David Livingstone

Cricket information
- Batting: Right-handed
- Bowling: Right-arm off-break

Career statistics
| Competition | First-class |
| Matches | 18 |
| Runs scored | 102 |
| Batting average | 6.37 |
| 100s/50s | 0/0 |
| Top score | 16* |
| Balls bowled | 2,982 |
| Wickets | 50 |
| Bowling average | 25.10 |
| 5 wickets in innings | 4 |
| 10 wickets in match | 1 |
| Best bowling | 6/33 |
| Catches/stumpings | 5/0 |
- Source: CricketArchive

= David Livingstone (cricketer) =

Scottish cricketer

David Livingstone (23 February 1927 – 9 February 2011) was a Scottish first-class cricketer.

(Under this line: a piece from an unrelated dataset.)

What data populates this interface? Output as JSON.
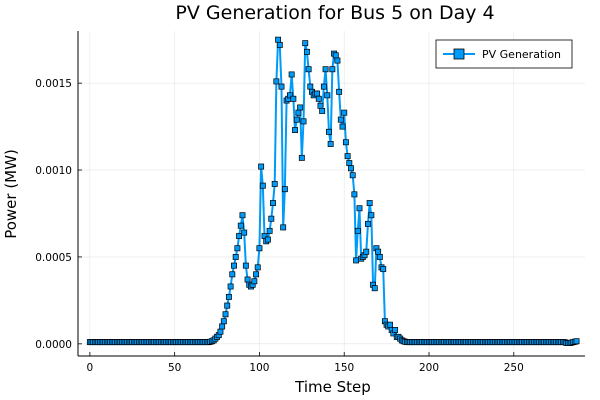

He was a right arm off-spinner and took the only 10 wicket haul of his career against Ireland at Dublin in 1957. He also propelled Scotland to a famous victory against Warwickshire at Edgbaston in 1957 with 5–47 in the second innings; and he took 6–93 against Australia in Aberdeen in 1964. He had 25 representative caps for Scotland to his name. Livingstone was born in Glasgow in 1927 and died at his home on the Isle of Skye in February 2011.